The National Library of Great Britain celebrated its 50th anniversary in July. It seems that this is a very short time for such a well-known institution. And this is true! The truth is that the library became a single structure only in 1973, uniting the Library of the British Museum, the National Central Library and the National Library of Scientific and Technical Literature.
The British Library is now the largest research base in the world. More than 170 million items are stored here, including artifacts from all eras of written civilization. Here you can, for example, get free consultations on the development of your small business or project. And a library ticket is issued to any visitor.
In 1997, the library moved to its own building, an enormous red-brick modernist building in St. Pancras, designed by Colin St. John Wilson and M.J. Long. Upon completion of the construction, Sir Wilson was even knighted! The Royal Library of George III has a special place here - a high glass tower in the heart of the building, where anyone can enter with a library ticket.
Until 1997, the library was located within the British Museum with its famous Round Reading Room, where Charles Darwin, Karl Marx, and Virginia Woolf, among others, used to read books. The library had the collection of King George III ("Royal Library"), the manuscripts of Sir Robert Cotton, and other collectors. Treasures in the Museum's Library include the Gutenberg Bible, first editions of Shakespeare, and Chaucer's Canterbury Tales.

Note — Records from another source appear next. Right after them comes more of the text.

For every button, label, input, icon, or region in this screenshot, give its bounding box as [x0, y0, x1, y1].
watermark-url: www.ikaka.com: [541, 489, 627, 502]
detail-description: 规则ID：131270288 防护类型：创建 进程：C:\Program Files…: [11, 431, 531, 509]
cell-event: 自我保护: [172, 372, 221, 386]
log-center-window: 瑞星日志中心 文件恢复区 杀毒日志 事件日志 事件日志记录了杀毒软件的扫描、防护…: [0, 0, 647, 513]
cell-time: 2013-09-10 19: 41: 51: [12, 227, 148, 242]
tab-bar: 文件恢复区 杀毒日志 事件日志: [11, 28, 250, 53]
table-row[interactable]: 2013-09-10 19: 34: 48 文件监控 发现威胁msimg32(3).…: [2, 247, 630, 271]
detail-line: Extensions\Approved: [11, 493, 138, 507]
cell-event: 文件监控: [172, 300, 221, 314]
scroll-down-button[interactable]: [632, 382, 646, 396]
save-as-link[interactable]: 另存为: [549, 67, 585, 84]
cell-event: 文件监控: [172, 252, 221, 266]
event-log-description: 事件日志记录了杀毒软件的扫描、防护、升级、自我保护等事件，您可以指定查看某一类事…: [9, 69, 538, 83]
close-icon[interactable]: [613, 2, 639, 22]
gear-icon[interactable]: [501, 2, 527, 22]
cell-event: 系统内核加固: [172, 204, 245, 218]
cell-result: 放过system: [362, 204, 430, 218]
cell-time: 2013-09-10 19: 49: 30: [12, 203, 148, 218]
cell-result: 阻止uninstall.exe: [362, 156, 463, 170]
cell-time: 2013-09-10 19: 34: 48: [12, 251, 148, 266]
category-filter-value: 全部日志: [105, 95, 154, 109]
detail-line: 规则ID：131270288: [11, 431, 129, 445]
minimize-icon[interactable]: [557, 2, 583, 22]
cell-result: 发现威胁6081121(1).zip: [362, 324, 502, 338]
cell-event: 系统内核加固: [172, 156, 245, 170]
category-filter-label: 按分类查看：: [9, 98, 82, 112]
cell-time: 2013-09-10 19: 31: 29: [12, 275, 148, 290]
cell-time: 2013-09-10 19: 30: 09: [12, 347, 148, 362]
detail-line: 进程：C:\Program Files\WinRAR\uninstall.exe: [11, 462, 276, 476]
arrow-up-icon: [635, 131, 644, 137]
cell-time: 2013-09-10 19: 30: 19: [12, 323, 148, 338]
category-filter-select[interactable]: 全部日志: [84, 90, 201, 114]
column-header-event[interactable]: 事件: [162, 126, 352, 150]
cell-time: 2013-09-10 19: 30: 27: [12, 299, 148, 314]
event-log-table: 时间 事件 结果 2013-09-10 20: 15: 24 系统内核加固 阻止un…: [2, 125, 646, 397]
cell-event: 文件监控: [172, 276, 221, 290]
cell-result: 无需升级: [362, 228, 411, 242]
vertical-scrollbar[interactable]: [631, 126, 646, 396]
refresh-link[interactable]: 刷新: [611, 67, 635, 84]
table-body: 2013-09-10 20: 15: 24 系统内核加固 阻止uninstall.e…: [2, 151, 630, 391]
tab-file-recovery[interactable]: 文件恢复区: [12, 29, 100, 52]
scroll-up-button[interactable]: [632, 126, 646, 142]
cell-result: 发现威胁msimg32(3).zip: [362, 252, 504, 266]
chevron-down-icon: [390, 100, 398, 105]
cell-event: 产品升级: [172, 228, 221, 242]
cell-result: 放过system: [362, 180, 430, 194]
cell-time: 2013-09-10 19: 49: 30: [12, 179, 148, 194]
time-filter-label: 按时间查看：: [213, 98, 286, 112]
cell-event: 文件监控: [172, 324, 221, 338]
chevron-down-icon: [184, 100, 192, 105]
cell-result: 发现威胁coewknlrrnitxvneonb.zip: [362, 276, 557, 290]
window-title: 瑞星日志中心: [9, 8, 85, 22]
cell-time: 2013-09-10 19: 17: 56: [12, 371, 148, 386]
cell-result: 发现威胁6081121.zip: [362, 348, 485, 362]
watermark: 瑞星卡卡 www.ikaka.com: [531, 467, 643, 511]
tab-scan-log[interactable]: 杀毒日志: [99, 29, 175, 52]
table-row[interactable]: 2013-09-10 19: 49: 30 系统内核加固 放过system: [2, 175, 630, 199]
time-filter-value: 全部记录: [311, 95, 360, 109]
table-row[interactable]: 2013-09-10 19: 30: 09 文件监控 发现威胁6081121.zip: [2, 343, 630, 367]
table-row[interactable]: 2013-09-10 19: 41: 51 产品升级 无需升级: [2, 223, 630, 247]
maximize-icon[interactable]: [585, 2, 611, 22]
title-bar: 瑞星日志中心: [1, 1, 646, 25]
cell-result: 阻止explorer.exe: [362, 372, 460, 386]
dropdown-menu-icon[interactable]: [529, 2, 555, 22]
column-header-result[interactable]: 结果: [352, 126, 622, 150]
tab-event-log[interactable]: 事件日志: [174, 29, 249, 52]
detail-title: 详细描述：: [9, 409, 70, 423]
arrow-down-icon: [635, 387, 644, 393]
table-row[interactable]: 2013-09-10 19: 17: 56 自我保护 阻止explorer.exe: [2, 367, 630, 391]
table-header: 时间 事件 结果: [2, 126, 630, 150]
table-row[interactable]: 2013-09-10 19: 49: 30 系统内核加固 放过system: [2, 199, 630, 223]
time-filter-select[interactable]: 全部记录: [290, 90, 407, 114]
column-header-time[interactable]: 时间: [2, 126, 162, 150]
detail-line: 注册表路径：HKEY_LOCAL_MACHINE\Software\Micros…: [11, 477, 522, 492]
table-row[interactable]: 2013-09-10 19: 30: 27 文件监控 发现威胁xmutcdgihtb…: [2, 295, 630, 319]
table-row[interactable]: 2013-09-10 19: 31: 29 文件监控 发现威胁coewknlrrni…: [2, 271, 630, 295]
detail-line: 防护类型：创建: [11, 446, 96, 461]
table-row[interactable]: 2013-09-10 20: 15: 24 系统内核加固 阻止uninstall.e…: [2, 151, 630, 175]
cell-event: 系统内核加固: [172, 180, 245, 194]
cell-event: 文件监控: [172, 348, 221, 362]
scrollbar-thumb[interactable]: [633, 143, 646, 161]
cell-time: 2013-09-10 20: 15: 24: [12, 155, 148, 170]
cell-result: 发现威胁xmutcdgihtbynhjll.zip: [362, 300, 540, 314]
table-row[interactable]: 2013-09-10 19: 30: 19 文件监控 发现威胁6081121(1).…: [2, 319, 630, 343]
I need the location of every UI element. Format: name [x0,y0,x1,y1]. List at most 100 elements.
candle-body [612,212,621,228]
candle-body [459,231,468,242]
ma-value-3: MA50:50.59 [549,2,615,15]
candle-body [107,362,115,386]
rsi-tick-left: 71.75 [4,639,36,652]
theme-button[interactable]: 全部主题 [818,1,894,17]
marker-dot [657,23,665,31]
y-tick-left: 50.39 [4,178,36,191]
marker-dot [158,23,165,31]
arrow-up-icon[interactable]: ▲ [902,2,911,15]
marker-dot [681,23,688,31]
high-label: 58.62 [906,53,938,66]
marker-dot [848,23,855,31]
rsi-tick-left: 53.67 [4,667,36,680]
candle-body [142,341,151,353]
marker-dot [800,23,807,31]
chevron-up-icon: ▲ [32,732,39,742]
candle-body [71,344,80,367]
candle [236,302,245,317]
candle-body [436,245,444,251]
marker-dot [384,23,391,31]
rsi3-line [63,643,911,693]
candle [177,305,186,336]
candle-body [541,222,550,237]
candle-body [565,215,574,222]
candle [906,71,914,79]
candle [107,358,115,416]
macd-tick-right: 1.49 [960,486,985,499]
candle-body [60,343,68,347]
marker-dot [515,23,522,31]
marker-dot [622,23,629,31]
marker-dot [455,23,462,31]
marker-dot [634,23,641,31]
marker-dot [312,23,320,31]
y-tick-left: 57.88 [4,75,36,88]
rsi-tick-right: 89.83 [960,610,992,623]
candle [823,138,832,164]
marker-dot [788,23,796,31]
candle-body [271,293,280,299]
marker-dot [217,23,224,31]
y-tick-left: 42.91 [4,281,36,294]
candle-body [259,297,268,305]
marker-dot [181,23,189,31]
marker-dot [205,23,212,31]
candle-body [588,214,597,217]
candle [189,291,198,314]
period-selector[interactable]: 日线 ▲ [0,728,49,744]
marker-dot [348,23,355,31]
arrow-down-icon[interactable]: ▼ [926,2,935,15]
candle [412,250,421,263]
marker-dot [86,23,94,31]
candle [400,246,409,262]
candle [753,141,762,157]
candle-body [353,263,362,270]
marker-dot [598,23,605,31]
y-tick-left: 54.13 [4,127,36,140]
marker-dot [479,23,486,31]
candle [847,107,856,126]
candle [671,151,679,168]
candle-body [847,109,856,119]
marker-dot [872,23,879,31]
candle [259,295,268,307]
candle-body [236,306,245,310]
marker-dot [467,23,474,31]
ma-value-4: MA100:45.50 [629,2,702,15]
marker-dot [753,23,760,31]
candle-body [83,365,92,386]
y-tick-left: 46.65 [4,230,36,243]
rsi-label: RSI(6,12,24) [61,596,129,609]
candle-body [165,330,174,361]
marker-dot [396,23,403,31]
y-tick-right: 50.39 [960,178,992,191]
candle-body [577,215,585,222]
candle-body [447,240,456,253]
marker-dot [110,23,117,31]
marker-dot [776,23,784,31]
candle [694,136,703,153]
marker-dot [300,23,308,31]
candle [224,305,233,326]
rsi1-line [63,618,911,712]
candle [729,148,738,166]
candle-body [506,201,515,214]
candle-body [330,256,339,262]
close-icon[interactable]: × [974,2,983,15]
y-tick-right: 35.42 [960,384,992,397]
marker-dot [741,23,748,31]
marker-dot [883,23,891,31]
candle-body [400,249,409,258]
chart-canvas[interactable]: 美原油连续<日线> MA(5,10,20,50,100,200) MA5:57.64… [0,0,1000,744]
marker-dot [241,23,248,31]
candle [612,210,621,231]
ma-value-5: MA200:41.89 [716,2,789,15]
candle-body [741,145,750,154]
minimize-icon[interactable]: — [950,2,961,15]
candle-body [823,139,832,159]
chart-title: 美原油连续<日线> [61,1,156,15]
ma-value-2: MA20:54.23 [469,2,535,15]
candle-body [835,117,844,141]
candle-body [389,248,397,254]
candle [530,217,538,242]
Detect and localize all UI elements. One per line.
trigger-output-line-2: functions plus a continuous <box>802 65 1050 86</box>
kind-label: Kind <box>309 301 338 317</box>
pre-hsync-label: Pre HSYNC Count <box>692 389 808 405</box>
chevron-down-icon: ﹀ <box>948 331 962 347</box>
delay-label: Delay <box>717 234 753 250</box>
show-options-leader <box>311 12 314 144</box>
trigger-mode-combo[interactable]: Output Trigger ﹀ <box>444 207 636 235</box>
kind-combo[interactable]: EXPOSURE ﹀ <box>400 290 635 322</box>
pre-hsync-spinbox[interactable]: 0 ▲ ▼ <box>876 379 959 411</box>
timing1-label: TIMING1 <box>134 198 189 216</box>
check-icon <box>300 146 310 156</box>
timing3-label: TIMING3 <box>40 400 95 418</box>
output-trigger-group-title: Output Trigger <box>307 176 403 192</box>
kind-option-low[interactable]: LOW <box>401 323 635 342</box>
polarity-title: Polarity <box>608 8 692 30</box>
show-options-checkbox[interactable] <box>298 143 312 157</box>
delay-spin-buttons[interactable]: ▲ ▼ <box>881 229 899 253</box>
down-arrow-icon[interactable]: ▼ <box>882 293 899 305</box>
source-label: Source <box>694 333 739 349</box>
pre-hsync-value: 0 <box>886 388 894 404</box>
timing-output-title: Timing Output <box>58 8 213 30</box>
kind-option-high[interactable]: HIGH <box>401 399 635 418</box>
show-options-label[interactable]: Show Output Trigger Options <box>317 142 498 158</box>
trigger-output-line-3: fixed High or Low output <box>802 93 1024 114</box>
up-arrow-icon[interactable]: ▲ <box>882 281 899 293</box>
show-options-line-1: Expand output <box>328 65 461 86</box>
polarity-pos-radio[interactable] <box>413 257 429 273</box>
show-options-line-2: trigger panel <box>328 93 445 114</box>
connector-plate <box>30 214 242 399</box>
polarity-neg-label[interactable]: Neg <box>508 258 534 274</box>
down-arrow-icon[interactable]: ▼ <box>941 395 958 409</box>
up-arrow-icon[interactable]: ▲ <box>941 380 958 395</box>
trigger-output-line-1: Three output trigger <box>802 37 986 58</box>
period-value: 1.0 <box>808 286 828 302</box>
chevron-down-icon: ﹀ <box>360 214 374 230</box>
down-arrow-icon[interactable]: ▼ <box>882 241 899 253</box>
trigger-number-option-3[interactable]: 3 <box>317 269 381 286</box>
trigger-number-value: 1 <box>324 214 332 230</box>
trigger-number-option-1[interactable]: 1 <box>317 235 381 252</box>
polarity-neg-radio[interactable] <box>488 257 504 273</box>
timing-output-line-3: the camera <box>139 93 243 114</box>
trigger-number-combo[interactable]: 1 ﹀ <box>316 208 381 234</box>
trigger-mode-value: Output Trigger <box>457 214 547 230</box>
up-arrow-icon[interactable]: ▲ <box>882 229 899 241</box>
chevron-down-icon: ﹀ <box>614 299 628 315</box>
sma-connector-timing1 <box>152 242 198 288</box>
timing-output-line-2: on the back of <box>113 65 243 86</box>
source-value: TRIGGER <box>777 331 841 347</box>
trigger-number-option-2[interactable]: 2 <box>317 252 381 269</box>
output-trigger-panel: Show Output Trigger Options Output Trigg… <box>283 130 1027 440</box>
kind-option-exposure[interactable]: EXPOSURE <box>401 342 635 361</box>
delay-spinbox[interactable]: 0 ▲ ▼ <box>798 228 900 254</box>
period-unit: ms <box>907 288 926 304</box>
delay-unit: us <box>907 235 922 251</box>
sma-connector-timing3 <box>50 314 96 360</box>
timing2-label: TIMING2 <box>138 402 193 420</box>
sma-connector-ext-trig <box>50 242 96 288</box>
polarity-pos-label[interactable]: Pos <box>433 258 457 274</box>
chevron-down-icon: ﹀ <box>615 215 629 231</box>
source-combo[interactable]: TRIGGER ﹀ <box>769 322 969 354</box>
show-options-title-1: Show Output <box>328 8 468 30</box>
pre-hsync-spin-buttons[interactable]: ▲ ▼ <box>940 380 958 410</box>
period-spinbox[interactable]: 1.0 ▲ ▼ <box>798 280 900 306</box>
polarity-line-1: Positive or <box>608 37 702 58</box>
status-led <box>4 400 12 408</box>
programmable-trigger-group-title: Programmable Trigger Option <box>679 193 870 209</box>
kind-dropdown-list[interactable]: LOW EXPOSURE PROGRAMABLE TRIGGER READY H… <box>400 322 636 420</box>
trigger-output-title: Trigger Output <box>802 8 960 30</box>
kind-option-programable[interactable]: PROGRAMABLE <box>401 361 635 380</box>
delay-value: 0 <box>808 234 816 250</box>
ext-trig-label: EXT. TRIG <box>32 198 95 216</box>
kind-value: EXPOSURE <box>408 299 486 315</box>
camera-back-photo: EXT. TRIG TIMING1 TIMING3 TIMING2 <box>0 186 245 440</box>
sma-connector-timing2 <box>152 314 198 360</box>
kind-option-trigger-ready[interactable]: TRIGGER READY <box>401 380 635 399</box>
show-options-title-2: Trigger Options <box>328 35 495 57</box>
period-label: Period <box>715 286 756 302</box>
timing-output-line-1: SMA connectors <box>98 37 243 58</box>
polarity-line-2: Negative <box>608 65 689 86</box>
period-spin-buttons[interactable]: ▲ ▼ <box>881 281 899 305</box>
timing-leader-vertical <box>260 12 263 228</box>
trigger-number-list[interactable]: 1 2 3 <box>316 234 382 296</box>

What else can you find in the library? For example, The British Library Sound Archive! Imagine 185,000 recordings ranging from classical and popular music to wildlife recordings and interviews.
The richest collection of newspapers and periodicals. Virtually EVERYTHING that has been published in Britain since 1840, as well as many publications from around the world. 52,000 titles in total!
There are also many separate collections, such as The India Office Records, an archive of the colonial administration in East India, or The Theater Archive Project, dedicated to the history of British theater.